Important: Competence Beats Software An expert opinion or simulation is always only as good as the expert operating it. Software is patient. If an advisor is unable to read the insurance terms and conditions and recognize tax pitfalls, the result is worthless.


At Karmartha, understanding global biographies and complex terms and conditions is a craft, not a chore. We use our analysis tools where they offer you real added value – not as a show, but as a decision aid.



Sources & Further Links






Legal Notice regarding this Article


No Tax Advice: Tax aspects are presented in this article in a general manner only to raise awareness of risks (e.g., deferred taxation).

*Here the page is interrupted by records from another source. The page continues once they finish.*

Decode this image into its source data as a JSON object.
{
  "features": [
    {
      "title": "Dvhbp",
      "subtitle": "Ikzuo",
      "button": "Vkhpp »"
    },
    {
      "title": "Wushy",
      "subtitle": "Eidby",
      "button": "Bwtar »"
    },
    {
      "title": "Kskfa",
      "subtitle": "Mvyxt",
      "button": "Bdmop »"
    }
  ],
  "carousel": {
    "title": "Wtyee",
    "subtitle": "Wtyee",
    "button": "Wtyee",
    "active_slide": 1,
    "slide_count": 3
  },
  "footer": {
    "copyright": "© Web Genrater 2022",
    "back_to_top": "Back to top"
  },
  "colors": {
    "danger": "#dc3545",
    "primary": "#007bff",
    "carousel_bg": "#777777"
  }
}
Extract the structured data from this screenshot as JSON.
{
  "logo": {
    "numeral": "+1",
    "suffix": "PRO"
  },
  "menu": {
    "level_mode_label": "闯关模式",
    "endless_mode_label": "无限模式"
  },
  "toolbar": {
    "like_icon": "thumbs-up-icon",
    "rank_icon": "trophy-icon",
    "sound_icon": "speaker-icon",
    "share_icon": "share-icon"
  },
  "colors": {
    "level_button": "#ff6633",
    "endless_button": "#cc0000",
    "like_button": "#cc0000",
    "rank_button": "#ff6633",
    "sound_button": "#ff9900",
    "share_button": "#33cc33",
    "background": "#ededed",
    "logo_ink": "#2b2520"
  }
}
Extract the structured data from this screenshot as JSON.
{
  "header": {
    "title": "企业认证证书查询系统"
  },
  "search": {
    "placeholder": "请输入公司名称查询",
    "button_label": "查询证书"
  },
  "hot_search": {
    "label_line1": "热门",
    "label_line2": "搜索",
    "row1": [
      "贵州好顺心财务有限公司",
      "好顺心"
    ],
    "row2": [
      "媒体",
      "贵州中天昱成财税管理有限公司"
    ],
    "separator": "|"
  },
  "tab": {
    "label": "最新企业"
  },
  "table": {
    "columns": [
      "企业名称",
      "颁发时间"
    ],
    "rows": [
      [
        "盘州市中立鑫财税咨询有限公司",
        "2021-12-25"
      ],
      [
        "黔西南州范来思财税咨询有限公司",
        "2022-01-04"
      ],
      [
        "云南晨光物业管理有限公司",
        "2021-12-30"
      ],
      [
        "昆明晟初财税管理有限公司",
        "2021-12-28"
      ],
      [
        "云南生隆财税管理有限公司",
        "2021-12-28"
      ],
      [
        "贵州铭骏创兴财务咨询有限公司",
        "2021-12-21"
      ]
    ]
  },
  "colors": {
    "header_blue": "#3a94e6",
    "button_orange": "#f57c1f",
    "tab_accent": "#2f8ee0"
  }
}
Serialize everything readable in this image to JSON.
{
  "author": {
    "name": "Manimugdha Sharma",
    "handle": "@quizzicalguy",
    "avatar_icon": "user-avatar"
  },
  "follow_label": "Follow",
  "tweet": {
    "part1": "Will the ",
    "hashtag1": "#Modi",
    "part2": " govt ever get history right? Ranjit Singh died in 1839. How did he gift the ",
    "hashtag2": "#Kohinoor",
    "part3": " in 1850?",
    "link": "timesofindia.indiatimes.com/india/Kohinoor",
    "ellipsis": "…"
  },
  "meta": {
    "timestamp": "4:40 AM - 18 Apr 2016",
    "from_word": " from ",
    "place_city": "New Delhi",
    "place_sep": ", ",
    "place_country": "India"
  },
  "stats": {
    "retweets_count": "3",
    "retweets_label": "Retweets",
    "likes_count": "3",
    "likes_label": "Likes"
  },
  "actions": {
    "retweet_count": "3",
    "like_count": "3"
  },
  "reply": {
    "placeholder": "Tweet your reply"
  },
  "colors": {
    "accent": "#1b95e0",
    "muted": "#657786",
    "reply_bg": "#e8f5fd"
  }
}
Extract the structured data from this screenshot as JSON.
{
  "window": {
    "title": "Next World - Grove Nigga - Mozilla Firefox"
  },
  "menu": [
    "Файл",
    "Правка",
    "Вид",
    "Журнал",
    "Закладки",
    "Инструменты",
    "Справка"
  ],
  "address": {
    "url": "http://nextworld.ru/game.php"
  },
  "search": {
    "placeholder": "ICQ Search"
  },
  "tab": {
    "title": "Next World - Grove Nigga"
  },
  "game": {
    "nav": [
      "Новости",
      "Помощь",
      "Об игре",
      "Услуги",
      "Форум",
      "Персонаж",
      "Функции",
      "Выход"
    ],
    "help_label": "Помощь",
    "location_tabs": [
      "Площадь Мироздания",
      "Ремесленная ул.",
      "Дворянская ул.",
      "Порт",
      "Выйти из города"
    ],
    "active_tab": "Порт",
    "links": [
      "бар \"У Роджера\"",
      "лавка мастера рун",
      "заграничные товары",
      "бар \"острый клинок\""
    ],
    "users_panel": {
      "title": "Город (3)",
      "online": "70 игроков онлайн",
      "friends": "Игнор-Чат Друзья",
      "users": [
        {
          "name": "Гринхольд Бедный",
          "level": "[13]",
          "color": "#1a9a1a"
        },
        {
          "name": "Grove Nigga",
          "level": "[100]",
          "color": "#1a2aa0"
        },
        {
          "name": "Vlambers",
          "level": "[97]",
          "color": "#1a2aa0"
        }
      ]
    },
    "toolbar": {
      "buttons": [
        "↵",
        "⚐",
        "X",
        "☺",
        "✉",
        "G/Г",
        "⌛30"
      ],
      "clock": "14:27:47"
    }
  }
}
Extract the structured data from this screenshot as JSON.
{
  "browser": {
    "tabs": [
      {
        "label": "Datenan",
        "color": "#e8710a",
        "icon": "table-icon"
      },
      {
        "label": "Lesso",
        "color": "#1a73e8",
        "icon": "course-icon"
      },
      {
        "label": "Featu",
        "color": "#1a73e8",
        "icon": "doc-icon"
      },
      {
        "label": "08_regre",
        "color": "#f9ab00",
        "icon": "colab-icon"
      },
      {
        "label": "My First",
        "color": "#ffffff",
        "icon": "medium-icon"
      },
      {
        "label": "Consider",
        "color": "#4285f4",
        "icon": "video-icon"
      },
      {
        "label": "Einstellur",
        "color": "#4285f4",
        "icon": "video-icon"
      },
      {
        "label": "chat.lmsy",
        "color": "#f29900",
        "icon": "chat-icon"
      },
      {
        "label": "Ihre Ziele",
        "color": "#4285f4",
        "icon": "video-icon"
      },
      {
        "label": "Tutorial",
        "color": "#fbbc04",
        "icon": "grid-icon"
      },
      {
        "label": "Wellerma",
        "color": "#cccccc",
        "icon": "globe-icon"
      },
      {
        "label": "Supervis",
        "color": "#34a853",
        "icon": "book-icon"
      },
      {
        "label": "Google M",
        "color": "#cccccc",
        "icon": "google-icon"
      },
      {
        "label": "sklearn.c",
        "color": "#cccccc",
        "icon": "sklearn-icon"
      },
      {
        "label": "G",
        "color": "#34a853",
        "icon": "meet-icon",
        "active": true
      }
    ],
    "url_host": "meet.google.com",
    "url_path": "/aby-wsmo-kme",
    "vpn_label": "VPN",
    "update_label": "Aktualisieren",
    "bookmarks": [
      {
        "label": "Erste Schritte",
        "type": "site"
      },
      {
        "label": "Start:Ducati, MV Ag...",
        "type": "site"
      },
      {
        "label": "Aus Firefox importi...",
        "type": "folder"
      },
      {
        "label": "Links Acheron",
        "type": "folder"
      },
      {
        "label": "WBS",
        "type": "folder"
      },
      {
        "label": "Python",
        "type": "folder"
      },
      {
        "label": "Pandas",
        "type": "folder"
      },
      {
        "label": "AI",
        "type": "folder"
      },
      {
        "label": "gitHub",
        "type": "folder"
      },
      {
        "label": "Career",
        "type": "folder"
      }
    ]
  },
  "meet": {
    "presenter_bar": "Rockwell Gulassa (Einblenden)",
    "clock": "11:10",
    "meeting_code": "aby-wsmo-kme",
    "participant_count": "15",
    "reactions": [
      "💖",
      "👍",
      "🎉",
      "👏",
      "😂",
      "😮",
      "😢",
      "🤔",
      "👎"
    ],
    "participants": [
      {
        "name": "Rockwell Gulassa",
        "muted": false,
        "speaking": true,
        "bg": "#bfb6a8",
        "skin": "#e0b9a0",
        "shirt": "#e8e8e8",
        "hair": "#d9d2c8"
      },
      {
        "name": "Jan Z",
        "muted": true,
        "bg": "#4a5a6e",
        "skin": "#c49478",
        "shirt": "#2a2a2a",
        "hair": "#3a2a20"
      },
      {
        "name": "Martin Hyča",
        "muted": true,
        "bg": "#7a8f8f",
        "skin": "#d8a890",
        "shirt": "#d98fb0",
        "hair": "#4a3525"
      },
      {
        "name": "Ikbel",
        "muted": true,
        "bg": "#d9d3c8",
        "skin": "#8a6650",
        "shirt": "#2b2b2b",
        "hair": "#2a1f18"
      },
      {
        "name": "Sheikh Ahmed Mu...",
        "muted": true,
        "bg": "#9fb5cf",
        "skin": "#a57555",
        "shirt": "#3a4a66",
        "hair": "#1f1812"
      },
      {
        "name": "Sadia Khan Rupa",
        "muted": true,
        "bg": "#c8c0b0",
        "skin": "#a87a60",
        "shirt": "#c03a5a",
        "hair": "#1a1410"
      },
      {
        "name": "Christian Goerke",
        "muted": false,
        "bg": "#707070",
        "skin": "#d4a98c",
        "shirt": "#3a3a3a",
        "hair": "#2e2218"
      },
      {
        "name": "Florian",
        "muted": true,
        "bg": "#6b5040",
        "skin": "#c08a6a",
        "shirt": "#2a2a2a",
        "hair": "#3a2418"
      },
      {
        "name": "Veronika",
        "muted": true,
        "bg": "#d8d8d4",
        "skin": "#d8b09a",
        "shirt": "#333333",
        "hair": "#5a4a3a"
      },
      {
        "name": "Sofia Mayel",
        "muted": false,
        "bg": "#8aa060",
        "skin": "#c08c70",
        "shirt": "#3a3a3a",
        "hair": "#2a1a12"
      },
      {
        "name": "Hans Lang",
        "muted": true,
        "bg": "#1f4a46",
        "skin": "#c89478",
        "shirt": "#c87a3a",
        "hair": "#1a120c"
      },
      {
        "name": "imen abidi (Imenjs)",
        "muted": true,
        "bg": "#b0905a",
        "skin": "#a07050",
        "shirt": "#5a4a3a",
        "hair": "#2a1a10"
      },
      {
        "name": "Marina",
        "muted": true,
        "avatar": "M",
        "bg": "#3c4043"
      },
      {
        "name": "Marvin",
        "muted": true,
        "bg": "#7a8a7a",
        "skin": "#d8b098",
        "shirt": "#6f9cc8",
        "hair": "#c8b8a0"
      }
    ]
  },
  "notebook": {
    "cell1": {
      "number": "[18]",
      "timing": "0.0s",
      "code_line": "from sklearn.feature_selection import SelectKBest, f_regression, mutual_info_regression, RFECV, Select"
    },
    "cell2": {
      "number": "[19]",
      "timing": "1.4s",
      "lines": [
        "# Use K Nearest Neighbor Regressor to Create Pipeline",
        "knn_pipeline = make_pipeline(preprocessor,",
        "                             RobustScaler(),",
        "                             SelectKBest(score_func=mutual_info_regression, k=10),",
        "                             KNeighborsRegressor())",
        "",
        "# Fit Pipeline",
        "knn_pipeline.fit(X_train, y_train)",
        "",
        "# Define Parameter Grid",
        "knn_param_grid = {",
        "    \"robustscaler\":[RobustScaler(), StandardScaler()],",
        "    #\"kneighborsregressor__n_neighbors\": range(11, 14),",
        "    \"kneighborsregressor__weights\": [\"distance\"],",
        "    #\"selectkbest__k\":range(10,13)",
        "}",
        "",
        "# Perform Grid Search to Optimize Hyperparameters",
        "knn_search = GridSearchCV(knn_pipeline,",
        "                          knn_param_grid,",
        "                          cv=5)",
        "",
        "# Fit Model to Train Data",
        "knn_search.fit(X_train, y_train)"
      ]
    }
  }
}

Binding tax structuring or advice is provided exclusively through our cooperating tax advisors or your own tax representative.


Note on PRIIPs / Key Information Documents (KIDs): The criticism of the calculation methods under the PRIIPs Regulation reflects the professional discussion within financial science. The legally prescribed Key Information Documents are nevertheless mandatory. Our individual analyses supplement this mandatory information but cannot override legal frameworks or the internal calculations of the insurers. The scope of our analysis depends on the individual advisory mandate.